動機

 数々の難事件を解決してきた名探偵の導き出した犯人が、実は冤罪だったと証明された。誤認逮捕されたAは、真犯人Bに弱みをにぎられて、うっかり犯人に仕立て上げられてしまったらしい。痛恨のミスをした名探偵はたいそう悔しがり、心配する助手の淹れた紅茶をカップごと叩き割ると、警察のつめたい目をものともせず、事件の真相を調べ始める。

 真犯人BがCを殺したのは、「Bの交際相手であったCがDと浮気していたから」だという。「まあ、デマなんですけどね」助手は呆れて合いの手を入れた。そう、そんな事実は一切ない。アイドル活動をしていたDには熱心なファンがいて、まったく無関係のCのブログとDのアップしている写真を無理やり捻じ曲げて解釈した結果、そんなデマができあがっただけだ。しかし、Bはそれを真に受けてしまった。

 BではなくAが疑われたのは、Aの事情聴取の際に、秘密の暴露があったからだ。Aは犯人しか知らないはずの、犯行時刻のアリバイを真っ先に証明した。そのうえ、Aはアイドル活動をしていたDの大ファンということで、なんとストーカーまがいの行為までしていた。当然、ファンの一部でささやかれていたCとの熱愛も知っていた。 

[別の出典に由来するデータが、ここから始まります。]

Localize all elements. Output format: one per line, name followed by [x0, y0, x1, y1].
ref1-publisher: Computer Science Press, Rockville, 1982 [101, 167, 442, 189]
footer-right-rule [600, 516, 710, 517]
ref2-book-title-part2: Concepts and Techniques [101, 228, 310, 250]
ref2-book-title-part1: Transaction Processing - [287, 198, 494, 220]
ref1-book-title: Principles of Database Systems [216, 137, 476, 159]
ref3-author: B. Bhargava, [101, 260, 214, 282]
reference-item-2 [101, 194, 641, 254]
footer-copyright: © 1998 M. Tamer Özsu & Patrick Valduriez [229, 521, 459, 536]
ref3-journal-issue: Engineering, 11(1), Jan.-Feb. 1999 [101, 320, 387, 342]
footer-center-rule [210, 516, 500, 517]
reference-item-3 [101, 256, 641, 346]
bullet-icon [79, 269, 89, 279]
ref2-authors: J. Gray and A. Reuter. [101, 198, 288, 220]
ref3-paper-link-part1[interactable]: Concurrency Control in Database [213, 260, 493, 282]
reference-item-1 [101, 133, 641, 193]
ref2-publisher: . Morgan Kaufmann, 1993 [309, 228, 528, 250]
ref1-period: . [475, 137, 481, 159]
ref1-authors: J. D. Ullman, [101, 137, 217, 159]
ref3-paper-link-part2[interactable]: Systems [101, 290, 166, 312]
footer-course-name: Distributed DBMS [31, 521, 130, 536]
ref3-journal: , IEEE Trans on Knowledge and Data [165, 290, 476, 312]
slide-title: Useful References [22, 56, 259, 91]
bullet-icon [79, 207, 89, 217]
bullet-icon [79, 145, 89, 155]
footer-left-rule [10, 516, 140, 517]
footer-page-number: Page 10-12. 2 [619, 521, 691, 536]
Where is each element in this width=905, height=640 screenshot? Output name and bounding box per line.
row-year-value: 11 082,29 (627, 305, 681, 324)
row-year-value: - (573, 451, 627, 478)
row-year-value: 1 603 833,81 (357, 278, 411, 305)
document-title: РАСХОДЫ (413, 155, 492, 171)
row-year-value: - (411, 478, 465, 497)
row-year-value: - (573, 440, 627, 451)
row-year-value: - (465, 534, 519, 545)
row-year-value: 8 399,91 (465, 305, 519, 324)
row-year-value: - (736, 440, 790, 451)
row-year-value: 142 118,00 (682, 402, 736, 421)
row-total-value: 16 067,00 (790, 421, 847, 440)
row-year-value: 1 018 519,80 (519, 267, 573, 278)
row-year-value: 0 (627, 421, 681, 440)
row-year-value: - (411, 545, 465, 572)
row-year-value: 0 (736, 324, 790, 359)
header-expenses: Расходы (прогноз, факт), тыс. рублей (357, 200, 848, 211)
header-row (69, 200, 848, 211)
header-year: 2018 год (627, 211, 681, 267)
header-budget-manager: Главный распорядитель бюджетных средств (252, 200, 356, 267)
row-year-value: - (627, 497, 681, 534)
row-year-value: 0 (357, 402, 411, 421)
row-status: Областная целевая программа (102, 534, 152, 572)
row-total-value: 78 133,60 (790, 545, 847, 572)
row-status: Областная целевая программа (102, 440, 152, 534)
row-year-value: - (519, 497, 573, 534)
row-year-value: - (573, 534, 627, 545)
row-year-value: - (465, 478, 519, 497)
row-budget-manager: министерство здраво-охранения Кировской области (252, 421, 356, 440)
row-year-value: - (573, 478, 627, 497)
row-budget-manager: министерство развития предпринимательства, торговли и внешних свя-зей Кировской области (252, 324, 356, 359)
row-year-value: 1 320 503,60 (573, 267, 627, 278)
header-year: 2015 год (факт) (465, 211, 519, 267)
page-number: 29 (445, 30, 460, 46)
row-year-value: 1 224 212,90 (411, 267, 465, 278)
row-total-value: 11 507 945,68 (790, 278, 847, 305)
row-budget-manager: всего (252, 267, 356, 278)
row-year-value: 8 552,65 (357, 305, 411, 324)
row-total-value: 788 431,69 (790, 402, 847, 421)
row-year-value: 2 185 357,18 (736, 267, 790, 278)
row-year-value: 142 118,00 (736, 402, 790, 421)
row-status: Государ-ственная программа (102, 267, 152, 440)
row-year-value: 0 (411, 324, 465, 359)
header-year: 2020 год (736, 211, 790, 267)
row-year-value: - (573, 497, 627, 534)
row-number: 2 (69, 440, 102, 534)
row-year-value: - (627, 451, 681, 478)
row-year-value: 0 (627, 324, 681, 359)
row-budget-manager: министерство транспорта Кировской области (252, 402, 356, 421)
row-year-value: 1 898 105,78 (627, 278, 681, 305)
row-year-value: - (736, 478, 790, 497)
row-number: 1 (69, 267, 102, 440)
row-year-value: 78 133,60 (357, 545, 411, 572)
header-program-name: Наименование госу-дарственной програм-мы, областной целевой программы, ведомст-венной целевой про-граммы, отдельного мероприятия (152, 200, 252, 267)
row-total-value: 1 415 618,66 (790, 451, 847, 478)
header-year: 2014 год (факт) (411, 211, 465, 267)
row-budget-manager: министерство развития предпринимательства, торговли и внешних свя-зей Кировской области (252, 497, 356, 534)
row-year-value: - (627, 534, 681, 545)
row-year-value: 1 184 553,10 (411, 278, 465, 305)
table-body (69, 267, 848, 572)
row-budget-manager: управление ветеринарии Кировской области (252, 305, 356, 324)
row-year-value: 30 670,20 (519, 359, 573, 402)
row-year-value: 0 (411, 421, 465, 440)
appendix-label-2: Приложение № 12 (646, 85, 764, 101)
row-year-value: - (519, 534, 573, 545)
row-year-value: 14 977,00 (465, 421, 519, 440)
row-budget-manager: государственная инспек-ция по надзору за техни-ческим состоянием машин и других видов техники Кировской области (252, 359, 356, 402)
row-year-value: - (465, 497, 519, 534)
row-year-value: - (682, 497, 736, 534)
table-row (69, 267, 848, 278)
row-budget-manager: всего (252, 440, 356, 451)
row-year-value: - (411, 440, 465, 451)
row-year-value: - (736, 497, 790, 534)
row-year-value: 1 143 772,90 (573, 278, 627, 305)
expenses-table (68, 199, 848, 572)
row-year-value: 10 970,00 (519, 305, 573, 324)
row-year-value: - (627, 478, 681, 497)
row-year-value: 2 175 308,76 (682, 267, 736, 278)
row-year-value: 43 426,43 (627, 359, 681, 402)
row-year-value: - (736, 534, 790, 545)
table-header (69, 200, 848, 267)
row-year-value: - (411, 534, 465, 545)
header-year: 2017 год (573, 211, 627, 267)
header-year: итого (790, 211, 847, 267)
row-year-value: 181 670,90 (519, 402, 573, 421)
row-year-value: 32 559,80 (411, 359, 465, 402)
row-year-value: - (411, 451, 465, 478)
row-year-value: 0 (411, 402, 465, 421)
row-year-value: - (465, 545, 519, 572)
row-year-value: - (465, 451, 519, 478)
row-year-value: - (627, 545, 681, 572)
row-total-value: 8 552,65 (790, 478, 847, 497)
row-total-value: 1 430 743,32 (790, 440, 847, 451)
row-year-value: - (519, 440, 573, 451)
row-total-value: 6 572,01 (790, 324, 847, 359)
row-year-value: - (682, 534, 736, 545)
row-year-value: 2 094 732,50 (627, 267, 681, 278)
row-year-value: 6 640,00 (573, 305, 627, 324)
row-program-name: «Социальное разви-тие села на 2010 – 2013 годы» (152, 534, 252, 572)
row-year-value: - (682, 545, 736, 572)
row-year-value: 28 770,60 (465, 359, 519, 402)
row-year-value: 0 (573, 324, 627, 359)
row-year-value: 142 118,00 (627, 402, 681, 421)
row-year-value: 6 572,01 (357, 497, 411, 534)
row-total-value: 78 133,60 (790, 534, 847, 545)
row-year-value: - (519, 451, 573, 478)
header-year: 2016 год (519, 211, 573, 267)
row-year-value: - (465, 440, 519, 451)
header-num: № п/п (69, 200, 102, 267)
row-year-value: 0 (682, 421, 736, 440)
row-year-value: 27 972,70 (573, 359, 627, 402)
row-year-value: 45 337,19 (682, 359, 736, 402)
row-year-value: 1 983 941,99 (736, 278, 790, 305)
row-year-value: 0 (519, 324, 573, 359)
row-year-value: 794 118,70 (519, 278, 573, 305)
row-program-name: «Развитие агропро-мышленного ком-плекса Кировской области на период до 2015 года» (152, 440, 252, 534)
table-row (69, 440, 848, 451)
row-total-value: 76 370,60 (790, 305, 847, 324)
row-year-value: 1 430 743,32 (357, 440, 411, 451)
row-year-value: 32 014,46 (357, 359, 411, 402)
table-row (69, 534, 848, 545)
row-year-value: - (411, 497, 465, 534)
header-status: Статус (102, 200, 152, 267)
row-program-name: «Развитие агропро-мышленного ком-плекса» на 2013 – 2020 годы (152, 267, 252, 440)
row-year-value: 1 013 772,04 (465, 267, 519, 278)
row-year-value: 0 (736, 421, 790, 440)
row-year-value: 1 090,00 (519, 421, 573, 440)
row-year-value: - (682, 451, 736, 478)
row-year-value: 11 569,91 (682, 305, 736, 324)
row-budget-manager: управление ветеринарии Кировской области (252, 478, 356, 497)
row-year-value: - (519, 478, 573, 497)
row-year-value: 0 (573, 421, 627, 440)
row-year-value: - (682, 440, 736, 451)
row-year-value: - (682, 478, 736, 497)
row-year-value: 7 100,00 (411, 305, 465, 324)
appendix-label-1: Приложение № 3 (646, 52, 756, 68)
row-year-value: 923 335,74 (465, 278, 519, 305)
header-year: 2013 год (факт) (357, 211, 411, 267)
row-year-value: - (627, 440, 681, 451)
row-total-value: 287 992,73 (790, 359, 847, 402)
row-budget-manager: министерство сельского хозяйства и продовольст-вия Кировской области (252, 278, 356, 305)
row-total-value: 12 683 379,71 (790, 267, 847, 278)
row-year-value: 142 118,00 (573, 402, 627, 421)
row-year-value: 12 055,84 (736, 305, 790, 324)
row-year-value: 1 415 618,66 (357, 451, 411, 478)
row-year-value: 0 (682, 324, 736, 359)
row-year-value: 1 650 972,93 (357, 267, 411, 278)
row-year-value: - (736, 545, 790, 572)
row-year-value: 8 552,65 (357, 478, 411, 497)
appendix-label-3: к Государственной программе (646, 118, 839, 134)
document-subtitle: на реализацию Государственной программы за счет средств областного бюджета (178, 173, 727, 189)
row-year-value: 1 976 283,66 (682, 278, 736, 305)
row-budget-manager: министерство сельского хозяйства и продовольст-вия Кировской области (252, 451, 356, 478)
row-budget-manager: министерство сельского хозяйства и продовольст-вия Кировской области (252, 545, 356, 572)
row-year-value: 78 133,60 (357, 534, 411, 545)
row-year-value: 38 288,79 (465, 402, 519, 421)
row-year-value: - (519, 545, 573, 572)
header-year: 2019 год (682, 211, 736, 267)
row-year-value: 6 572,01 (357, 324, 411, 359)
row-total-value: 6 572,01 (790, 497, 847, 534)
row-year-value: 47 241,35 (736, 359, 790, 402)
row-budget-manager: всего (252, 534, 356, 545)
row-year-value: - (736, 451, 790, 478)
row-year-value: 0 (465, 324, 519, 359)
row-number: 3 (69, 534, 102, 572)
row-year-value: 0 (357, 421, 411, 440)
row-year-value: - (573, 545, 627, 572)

 それゆえに、容疑者の筆頭に躍り出た。「AとBとの接点は?」「Bが、Dのことを調べているときに、たまたまAのSNSを見つけたみたいですよ」助手はタブレットを操作しながらアカウントを表示する。「その過程でストーカー行為を知ったBに、そうとはしらず事件の秘密を暴露され、気づかずしゃべってしまったってのが、ほんとのところみたいですね」「よく調べたな」優秀な助手を褒めると、照れたように笑う。「このくらいしかできませんから」

 しかし、誰がBにAのストーカー行為を教えたのか?

 そもそも、どうしてCとDという根拠のないデマが流れたのか?

 謎は意外な形で明かされた。黙秘を続けていたBが、ある日面会にきた名探偵にとつぜん口を割った。事務所に戻ると、置いていかれた助手がくちびるを尖らせる。「お前だったのか」その言葉に、助手はそれまでの子どもっぽい表情を引っ込めニタリと笑った。「ようやく気付きましたか」

 CとDのデマを作ったのも、BにAのストーカー行為を教えたのも、助手だった。「別に、何一つ犯罪はしてないですよ」紅茶を注ぐ手つきはひどく滑らかだ。「ぼくは憶測を書き、教えただけです。何かをしろと命じたことも、誰かを中傷したこともない」「どうしてだ?」最後の一滴がカップに落ちて、助手はようやく顔を上げる。「失敗をみたかったんですよ」手渡されるカップを、反射的に受け取ってしまう。「完璧なあなたが、一度でもいいから失敗するところがみたかった」手の中からカップが滑り落ちる。すっかり冷めてしまった冷たい液体が、膝の上に黒いシミを広げていく。